Eggnog Cake
It wouldn’t be Christmas in my house without National Lampoon’s Christmas Vacation. We watch it every year. And every time I drink eggnog, our favorite holiday drink, I think of that scene with Clark Griswold, trying to deal with his ridiculous family over the holidays. Luckily I don’t have that problem, I love my family. I actually wish they were all here, piled up in my living room by the fire. I’d give them all the eggnog they could ask for.
Eggnog is a big deal in my house around the holidays. I keep the fridge fully stocked. We even have eggnog ice cream. So to call this cake a hit is a grand understatement.
It has all the rich, spiced, luxurious flavors of classic eggnog, but oddly, it doesn’t have actual eggnog in it. Weird, I know. What makes the cake so successful are the same ingredients that give eggnog its unique, signature flavor: freshly ground nutmeg, cinnamon, and vanilla bean paste. Plus, a touch of spiced rum for good measure. It is the holiday season after all. It’s finished with a decadent spiced glaze that truly takes the cake over the top.
Technically a dessert, but perfect for breakfast or an afternoon coffee break. I used my favorite Nordic Ware Brilliance Bundt pan. It came out so gorgeous!
Eggnog Cake
Serves 12
You’ll need:
3 cups all purpose flour
1 teaspoon baking powder
1/2 teaspoon baking soda
1 teaspoon kosher salt
3/4 cup buttermilk, at room temperature
1 tablespoon fresh orange juice
1 tablespoon pure vanilla extract
1 cup + 2 tablespoons unsalted butter, at room temperature
2 cups granulated sugar
3 large eggs, at room temperature
1 large egg yolk, at room temperature
1 tablespoon dark spiced rum
1 teaspoon freshly ground nutmeg
1/2 teaspoon ground cinnamon
1/2 teaspoon vanilla bean paste (such Nielson-massey Pure Vanilla Bean Paste)
1 tablespoon unsalted butter, melted, for the pan
extra flour for the pan
Preheat the oven to 350°F. Using a pastry brush, generously brush the interior of a bundt cake pan with melted butter, making sure to coat all the corners. Dust the interior of a 10 cup bundt pan with flour and then turn it over to shake out the excess. Set aside.
In a medium bowl, whisk together the flour, baking powder, baking soda, and salt. Set aside.
In another medium bowl, whisk together the buttermilk, vanilla, and orange juice. Set aside.
In the bowl of an electric mixer, combine the butter and sugar. Beat on medium high speed until light and fluffy, about 3 minutes. Scrape down the bowl.
Add the eggs and egg yolk, one at a time, mixing well after each addition. Scrape down the bowl.
With the mixer on low speed, add 1/2 of the flour mixture. Mix for 20 seconds. Follow with half of the buttermilk mixture. Repeat. Scrape down the bowl as needed.

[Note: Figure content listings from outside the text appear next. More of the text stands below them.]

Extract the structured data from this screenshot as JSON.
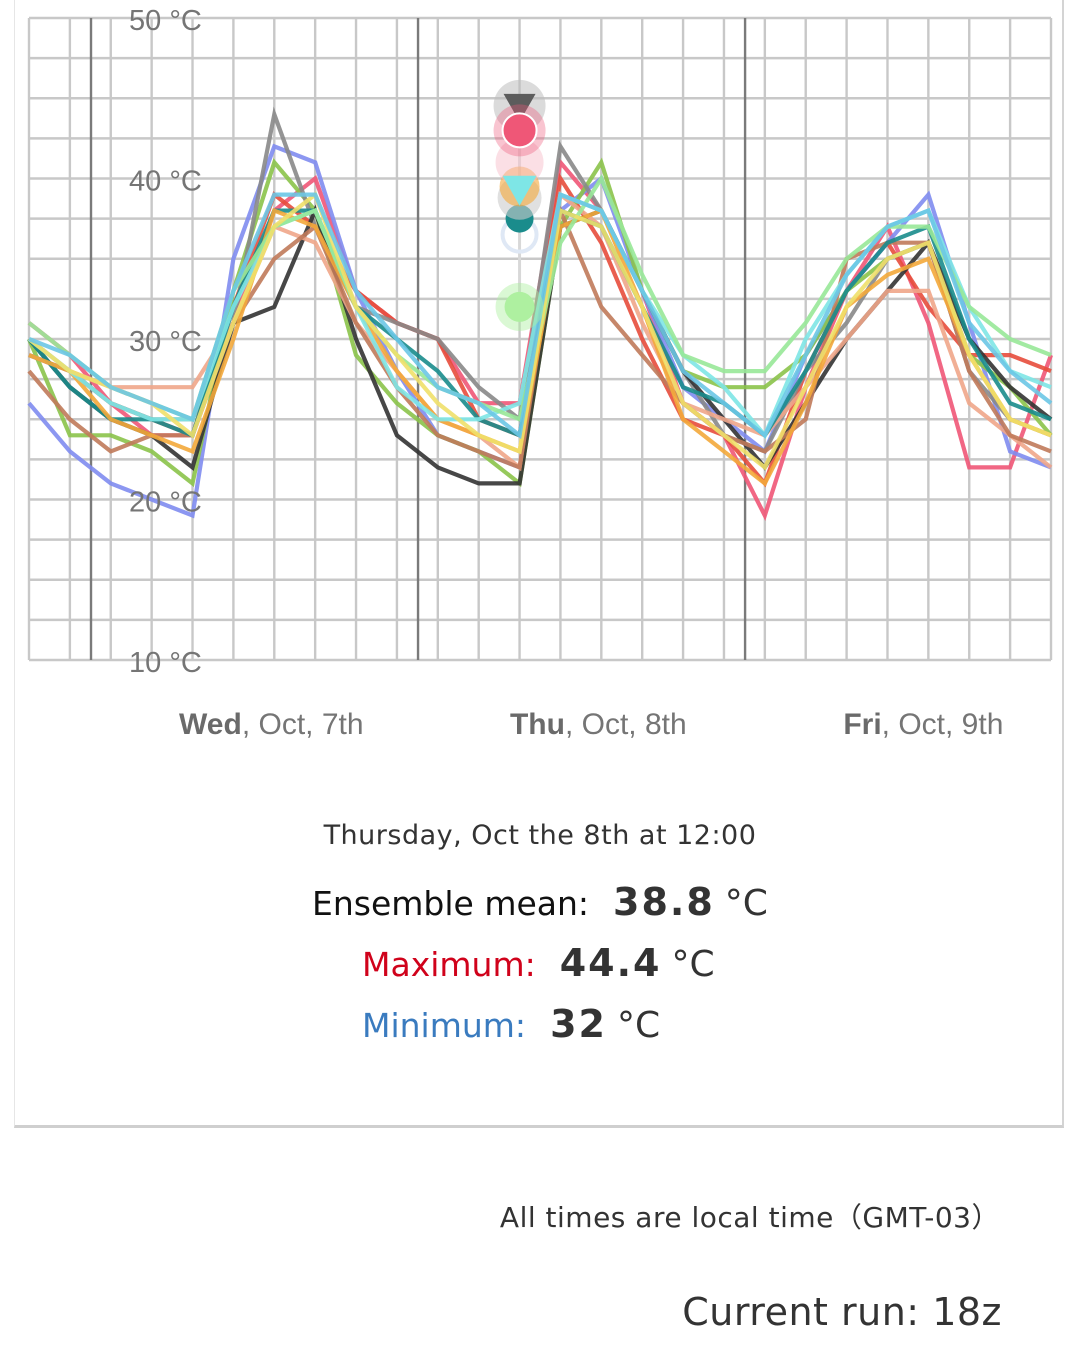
{
  "chart_data": {
    "type": "line",
    "title": "",
    "ylabel": "",
    "xlabel": "",
    "y_unit": "°C",
    "ylim": [
      10,
      50
    ],
    "y_ticks": [
      "50 °C",
      "40 °C",
      "30 °C",
      "20 °C",
      "10 °C"
    ],
    "x_day_labels": [
      {
        "bold": "Wed",
        "rest": ", Oct, 7th"
      },
      {
        "bold": "Thu",
        "rest": ", Oct, 8th"
      },
      {
        "bold": "Fri",
        "rest": ", Oct, 9th"
      }
    ],
    "x_hours_from_start": [
      0,
      3,
      6,
      9,
      12,
      15,
      18,
      21,
      24,
      27,
      30,
      33,
      36,
      39,
      42,
      45,
      48,
      51,
      54,
      57,
      60,
      63,
      66,
      69,
      72,
      75
    ],
    "grid": true,
    "legend": "none",
    "series": [
      {
        "color": "#ef5777",
        "values": [
          31,
          29,
          26,
          24,
          24,
          31,
          38,
          40,
          33,
          31,
          30,
          26,
          26,
          41,
          38,
          33,
          26,
          24,
          19,
          27,
          33,
          37,
          31,
          22,
          22,
          29
        ]
      },
      {
        "color": "#e74c3c",
        "values": [
          29,
          28,
          26,
          25,
          24,
          32,
          39,
          37,
          33,
          31,
          30,
          25,
          24,
          40,
          36,
          30,
          25,
          24,
          21,
          28,
          33,
          36,
          32,
          29,
          29,
          28
        ]
      },
      {
        "color": "#7f8cf0",
        "values": [
          26,
          23,
          21,
          20,
          19,
          35,
          42,
          41,
          33,
          28,
          24,
          23,
          22,
          38,
          40,
          33,
          27,
          25,
          23,
          29,
          33,
          36,
          39,
          31,
          23,
          22
        ]
      },
      {
        "color": "#8bc34a",
        "values": [
          30,
          24,
          24,
          23,
          21,
          33,
          41,
          38,
          29,
          26,
          24,
          23,
          21,
          37,
          41,
          33,
          28,
          27,
          27,
          29,
          33,
          35,
          36,
          29,
          27,
          24
        ]
      },
      {
        "color": "#888888",
        "values": [
          29,
          28,
          26,
          25,
          25,
          31,
          44,
          37,
          32,
          31,
          30,
          27,
          25,
          42,
          38,
          33,
          28,
          24,
          23,
          28,
          31,
          35,
          36,
          28,
          25,
          24
        ]
      },
      {
        "color": "#333333",
        "values": [
          30,
          27,
          25,
          24,
          22,
          31,
          32,
          38,
          30,
          24,
          22,
          21,
          21,
          37,
          38,
          33,
          28,
          25,
          22,
          26,
          30,
          33,
          36,
          30,
          27,
          25
        ]
      },
      {
        "color": "#f0a68a",
        "values": [
          30,
          28,
          27,
          27,
          27,
          31,
          37,
          36,
          31,
          28,
          25,
          24,
          22,
          39,
          37,
          31,
          26,
          25,
          24,
          27,
          30,
          33,
          33,
          26,
          24,
          22
        ]
      },
      {
        "color": "#c07a5a",
        "values": [
          28,
          25,
          23,
          24,
          24,
          31,
          35,
          37,
          31,
          27,
          24,
          23,
          22,
          38,
          32,
          29,
          26,
          24,
          23,
          25,
          35,
          36,
          36,
          28,
          24,
          23
        ]
      },
      {
        "color": "#1a8c8c",
        "values": [
          30,
          27,
          25,
          25,
          24,
          32,
          38,
          38,
          32,
          30,
          28,
          25,
          24,
          38,
          37,
          32,
          27,
          26,
          24,
          28,
          33,
          36,
          37,
          30,
          26,
          25
        ]
      },
      {
        "color": "#f3a83b",
        "values": [
          29,
          28,
          25,
          24,
          23,
          30,
          38,
          37,
          32,
          28,
          25,
          24,
          23,
          37,
          38,
          32,
          25,
          23,
          21,
          26,
          32,
          34,
          35,
          29,
          25,
          24
        ]
      },
      {
        "color": "#7ee6e6",
        "values": [
          30,
          28,
          26,
          25,
          25,
          32,
          37,
          38,
          32,
          27,
          25,
          25,
          26,
          39,
          38,
          33,
          29,
          27,
          24,
          30,
          34,
          37,
          38,
          32,
          28,
          27
        ]
      },
      {
        "color": "#98e898",
        "values": [
          31,
          29,
          27,
          26,
          25,
          33,
          37,
          38,
          32,
          29,
          27,
          26,
          25,
          36,
          40,
          34,
          29,
          28,
          28,
          31,
          35,
          37,
          37,
          32,
          30,
          29
        ]
      },
      {
        "color": "#f0e06a",
        "values": [
          30,
          28,
          27,
          26,
          24,
          31,
          37,
          39,
          32,
          29,
          26,
          24,
          23,
          38,
          37,
          32,
          26,
          24,
          22,
          27,
          32,
          35,
          36,
          29,
          25,
          24
        ]
      },
      {
        "color": "#6cc6e6",
        "values": [
          30,
          29,
          27,
          26,
          25,
          33,
          39,
          39,
          33,
          30,
          27,
          26,
          24,
          39,
          38,
          33,
          28,
          26,
          24,
          29,
          34,
          37,
          38,
          31,
          28,
          26
        ]
      }
    ]
  },
  "markers": {
    "max": {
      "value": 44.4,
      "color": "#5c5c5c"
    },
    "circle_red": {
      "value": 43.0,
      "color": "#ef5777"
    },
    "pink": {
      "value": 41.0,
      "color": "#f7c0cc"
    },
    "orange": {
      "value": 39.5,
      "color": "#f3a83b"
    },
    "min_triangle": {
      "value": 39.3,
      "color": "#7ee6e6"
    },
    "mean": {
      "value": 38.8,
      "color": "#cccccc"
    },
    "teal": {
      "value": 37.5,
      "color": "#1a8c8c"
    },
    "low_ring": {
      "value": 36.5,
      "color": "#dfe8f5"
    },
    "green": {
      "value": 32.0,
      "color": "#aef0a0"
    }
  },
  "tooltip": {
    "time": "Thursday, Oct the 8th at 12:00",
    "mean_label": "Ensemble mean:",
    "mean_value": "38.8",
    "max_label": "Maximum:",
    "max_value": "44.4",
    "min_label": "Minimum:",
    "min_value": "32",
    "unit": "°C"
  },
  "footer": {
    "timezone_note": "All times are local time（GMT-03）",
    "current_run": "Current run: 18z"
  }
}
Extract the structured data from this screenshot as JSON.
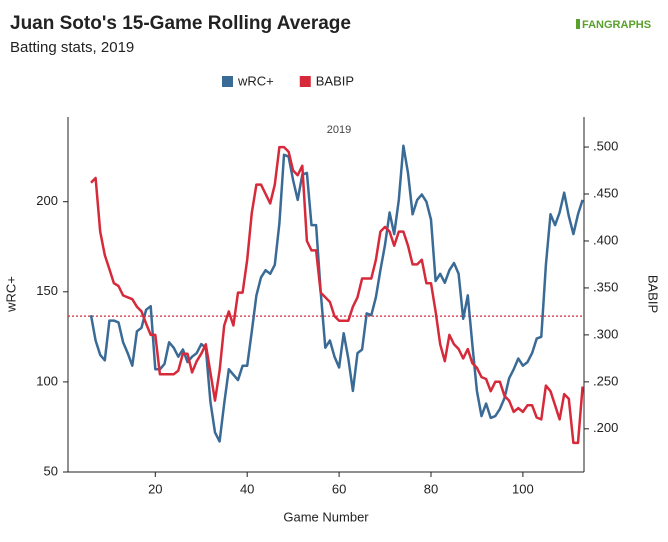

In a separate bowl, mix 1 cup of the cake batter with the spiced rum, ground nutmeg, cinnamon, and vanilla bean paste. Stir till combined.
Pour half of the main batter on the bottom of the cake pan. Then pour the spiced batter over the top. To create a marbled effect, lightly mix the spiced batter into the main batter, using a zigzag pattern. Do not over mix. Pour the remixing batter over the top.
Bake on the center rack for 55 to 60 minutes, until a center tester comes out clean.
Allow the cake to cool in the pan, on a wire rack for 20-25 minutes. Turn the cake over, carefully releasing it from the pan onto a wire rack.
Allow the cake to continue cooling while you make the glaze.
* For high-altitude baking (adjusted for 6000 ft), make the following adjustments: Add 2 tablespoons flour, use 3/4 teaspoon baking powder, use 1/4 teaspoon baking soda, subtract 2 tablespoons of sugar, use extra large or jumbo eggs (or add 1 large egg), and add 3 tablespoons of buttermilk.
Spiced Glaze
You’ll need:
1 1/2 cups powdered sugar
4 tablespoons half and half
1/4 teaspoon ground nutmeg
1/2 teaspoon vanilla bean paste
a pinch of kosher salt to taste
In a medium bowl, combine all the ingredients. Stir until smooth. If the mixture seems too runny, add a touch more powdered sugar.
Using a spoon, drizzle the glaze over the cake while it’s just slightly warm. Let the cake stand for 30 minutes to set the glaze.